In recent times, the Central Bank of Nigeria has played a major role in supplying dollars to the FX markets in the country—the Investors and Exporters window, the Bureau De Change (BDC) window, and the Small and Medium Enterprises window. This is due to the limited FX supply from exporters and foreign investors.
However, it has led to increased rates and has also impacted negatively on the country's external reserves. “As reserves dwindled, foreign investors and local businesses could not access dollars easily. Thus, this FX scarcity placed a premium charge on windows with more straightforward access (i.e. BDC window). However, the challenge was that the BDCs could only serve a fraction of the total market,” writes Benjamin Dada and Joshua Ishola, a financial consultant and global markets associate.
A year ago, UAE's Emirates suspended all its flights in and out of Nigeria due to its inability to repatriate $85 million stuck in Nigeria—an impact of the FX crises. “Airlines can't be expected to fly if they can't realize revenue from ticket sales,” says the International Air Transport Association (IATA). “Loss of connectivity harms the economy, hurts investor confidence, and impacts jobs and people’s lives. The Government of Nigeria needs to prioritise the release of funds before more damage is done.”
Later in October 2022, the UAE imposed a visa ban on all Nigerian travellers. Although the reason for the ban was not disclosed, several commentators described it as part of sanctions for the trap funds.

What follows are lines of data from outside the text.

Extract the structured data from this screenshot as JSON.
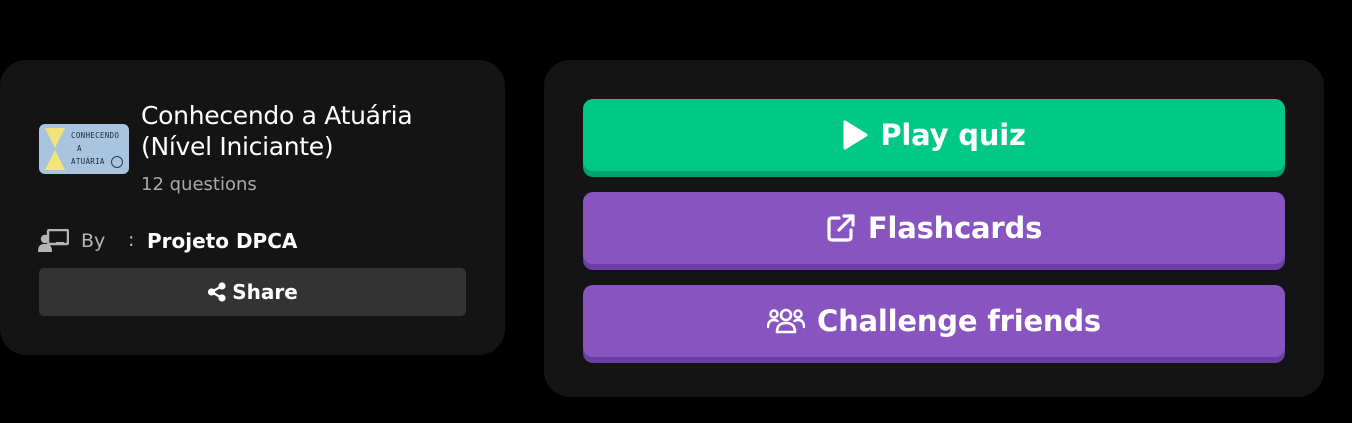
{
  "quiz": {
    "title_line1": "Conhecendo a Atuária",
    "title_line2": "(Nível Iniciante)",
    "question_count": "12 questions",
    "thumbnail": {
      "line1": "CONHECENDO",
      "line2": "A",
      "line3": "ATUÁRIA"
    }
  },
  "author": {
    "by_label": "By",
    "separator": ":",
    "name": "Projeto DPCA"
  },
  "share": {
    "label": "Share",
    "icon": "share-icon"
  },
  "actions": {
    "play": {
      "label": "Play quiz",
      "icon": "play-icon",
      "color": "#00c985"
    },
    "flashcards": {
      "label": "Flashcards",
      "icon": "external-link-icon",
      "color": "#8854c0"
    },
    "challenge": {
      "label": "Challenge friends",
      "icon": "users-icon",
      "color": "#8854c0"
    }
  }
}
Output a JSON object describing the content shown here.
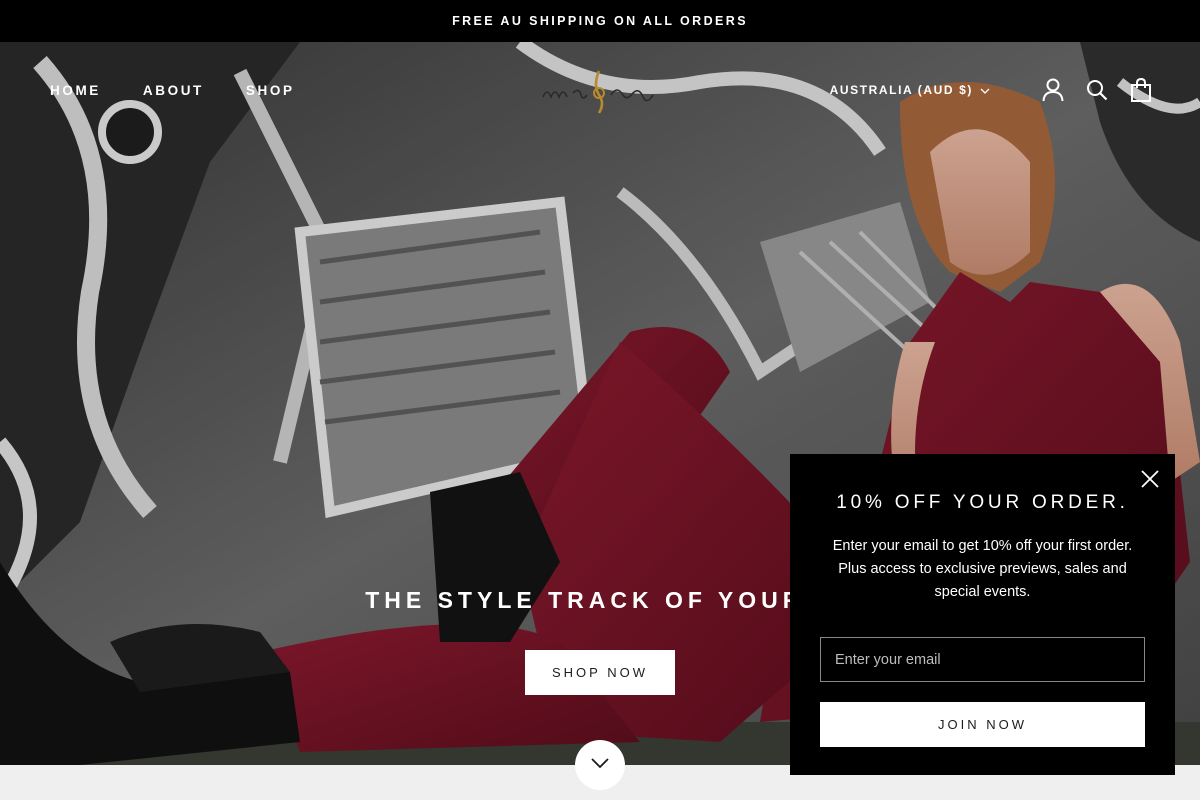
{
  "announcement": {
    "text": "FREE AU SHIPPING ON ALL ORDERS"
  },
  "nav": {
    "items": [
      {
        "label": "HOME"
      },
      {
        "label": "ABOUT"
      },
      {
        "label": "SHOP"
      }
    ]
  },
  "header": {
    "currency": "AUSTRALIA (AUD $)"
  },
  "icons": {
    "account": "user-icon",
    "search": "search-icon",
    "cart": "shopping-bag-icon",
    "close": "close-icon",
    "scroll": "chevron-down-icon"
  },
  "hero": {
    "title": "THE STYLE TRACK OF YOUR L",
    "button_label": "SHOP NOW"
  },
  "popup": {
    "title": "10% OFF YOUR ORDER.",
    "body": "Enter your email to get 10% off your first order. Plus access to exclusive previews, sales and special events.",
    "email_placeholder": "Enter your email",
    "button_label": "JOIN NOW"
  },
  "colors": {
    "accent": "#000000",
    "outfit": "#7a1428",
    "logo_gold": "#b8892f"
  }
}
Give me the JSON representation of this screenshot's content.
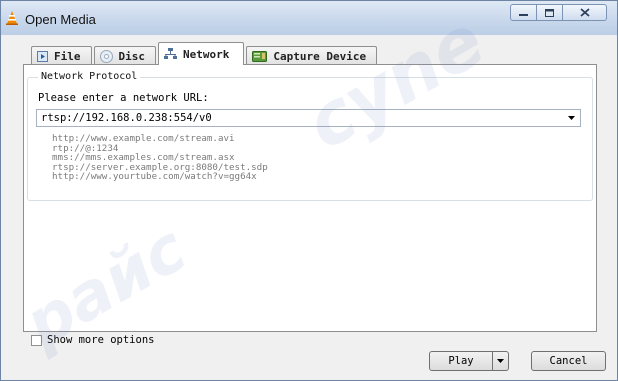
{
  "window": {
    "title": "Open Media"
  },
  "tabs": [
    {
      "label": "File",
      "icon": "file-icon"
    },
    {
      "label": "Disc",
      "icon": "disc-icon"
    },
    {
      "label": "Network",
      "icon": "network-icon"
    },
    {
      "label": "Capture Device",
      "icon": "capture-device-icon"
    }
  ],
  "network": {
    "group_title": "Network Protocol",
    "prompt": "Please enter a network URL:",
    "url_value": "rtsp://192.168.0.238:554/v0",
    "examples": [
      "http://www.example.com/stream.avi",
      "rtp://@:1234",
      "mms://mms.examples.com/stream.asx",
      "rtsp://server.example.org:8080/test.sdp",
      "http://www.yourtube.com/watch?v=gg64x"
    ]
  },
  "options": {
    "show_more_label": "Show more options"
  },
  "buttons": {
    "play": "Play",
    "cancel": "Cancel"
  },
  "watermarks": [
    "cyne",
    "paйc"
  ],
  "colors": {
    "titlebar": "#c9d8ec",
    "panel": "#ffffff",
    "window_bg": "#f0f0f0"
  }
}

Following Monday's meeting between Tinubu and Zayed Al Nahyan, the ban has been lifted and the suspended UAE-based airlines—Etihad Airlines and Emirates Airlines—will also resume operations in Nigeria. “As negotiated between the two Heads of State, this immediate restoration of flight activity, through these two airlines and between the two countries, does not involve any immediate payment [of trapped funds] by the Nigerian government,” according to Ajuri Ngelale, Tinubu's spokesperson.

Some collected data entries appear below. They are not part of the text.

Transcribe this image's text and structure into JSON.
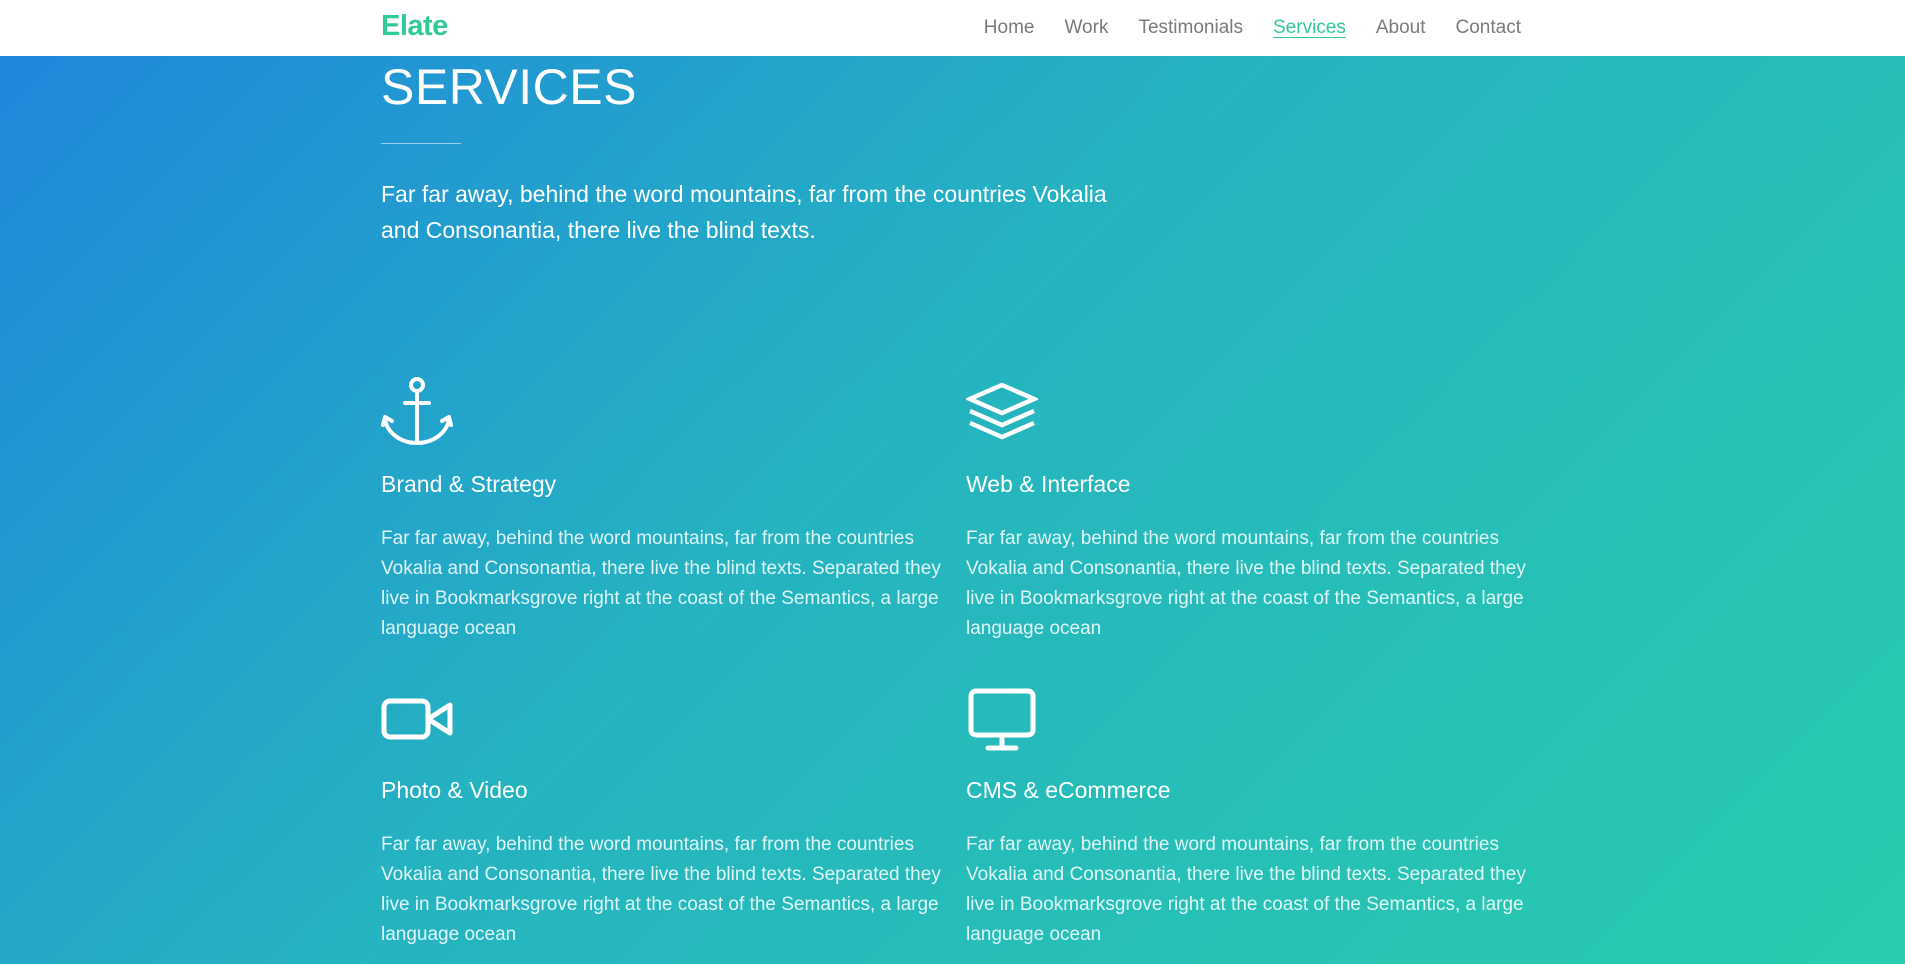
{
  "nav": {
    "brand": "Elate",
    "links": [
      "Home",
      "Work",
      "Testimonials",
      "Services",
      "About",
      "Contact"
    ],
    "active": "Services",
    "accent_color": "#2fca97"
  },
  "section": {
    "title": "SERVICES",
    "lead": "Far far away, behind the word mountains, far from the countries Vokalia and Consonantia, there live the blind texts."
  },
  "services": [
    {
      "icon": "anchor-icon",
      "title": "Brand & Strategy",
      "text": "Far far away, behind the word mountains, far from the countries Vokalia and Consonantia, there live the blind texts. Separated they live in Bookmarksgrove right at the coast of the Semantics, a large language ocean"
    },
    {
      "icon": "layers-icon",
      "title": "Web & Interface",
      "text": "Far far away, behind the word mountains, far from the countries Vokalia and Consonantia, there live the blind texts. Separated they live in Bookmarksgrove right at the coast of the Semantics, a large language ocean"
    },
    {
      "icon": "video-camera-icon",
      "title": "Photo & Video",
      "text": "Far far away, behind the word mountains, far from the countries Vokalia and Consonantia, there live the blind texts. Separated they live in Bookmarksgrove right at the coast of the Semantics, a large language ocean"
    },
    {
      "icon": "monitor-icon",
      "title": "CMS & eCommerce",
      "text": "Far far away, behind the word mountains, far from the countries Vokalia and Consonantia, there live the blind texts. Separated they live in Bookmarksgrove right at the coast of the Semantics, a large language ocean"
    }
  ]
}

This exemption is possibly part of the FX liquidity programme that is underway. While we await the details in the coming weeks, it is possible that the programme will be similar to the incident where the UAE, Qatar and Saudi Arabia gave $22 billion to Egypt to cover its account deficit.
The UAE government has agreed on a framework to “make investments worth several billions of U.S. dollars into the Nigerian economy...covering multiple sectors including defence and agriculture,” Tinubu said in a post on X.

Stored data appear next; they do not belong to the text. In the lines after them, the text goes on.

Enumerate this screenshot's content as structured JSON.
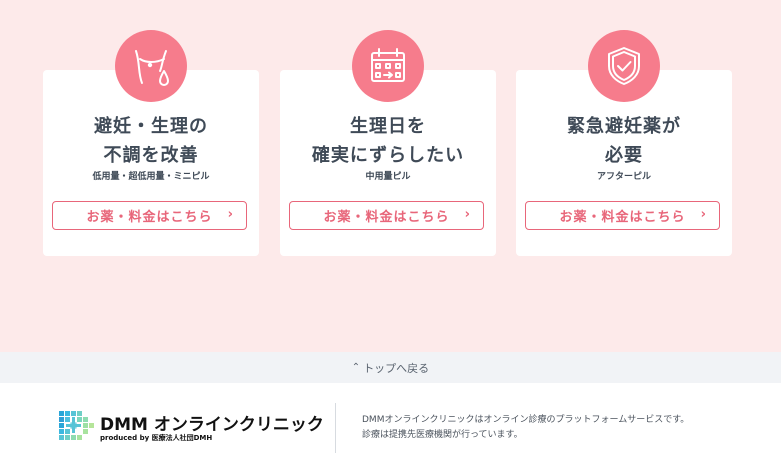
{
  "cards": [
    {
      "title1": "避妊・生理の",
      "title2": "不調を改善",
      "subtitle": "低用量・超低用量・ミニピル",
      "button": "お薬・料金はこちら",
      "icon": "body-droplet-icon"
    },
    {
      "title1": "生理日を",
      "title2": "確実にずらしたい",
      "subtitle": "中用量ピル",
      "button": "お薬・料金はこちら",
      "icon": "calendar-icon"
    },
    {
      "title1": "緊急避妊薬が",
      "title2": "必要",
      "subtitle": "アフターピル",
      "button": "お薬・料金はこちら",
      "icon": "shield-check-icon"
    }
  ],
  "back_to_top": "トップへ戻る",
  "footer": {
    "logo_text": "DMM オンラインクリニック",
    "produced_by": "produced by 医療法人社団DMH",
    "desc_line1": "DMMオンラインクリニックはオンライン診療のプラットフォームサービスです。",
    "desc_line2": "診療は提携先医療機関が行っています。"
  },
  "colors": {
    "accent": "#f67c8c",
    "button_border": "#e8667a",
    "background": "#fdeaea",
    "text": "#3f4a57"
  }
}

Although a news report from Emirates News Agency, the UAE-state media, which was posted by the UAE Embassy in Nigeria did not corroborate Tinubu's and Ngelale's statements in detail, the report said: “The UAE President and Nigerian President explored opportunities for further bilateral collaboration in areas that serve both countries’ sustainable economic growth, including the economic, development, energy, and climate action fields.”
“The two sides also exchanged views on a number of regional and international developments of interest,” it added.
At the time of this report, flight schedules in and out of Nigeria via Emirates and Etihad, UAE national carrier, were unavailable.
This is a developing story, we will bring you more details as it unfolds.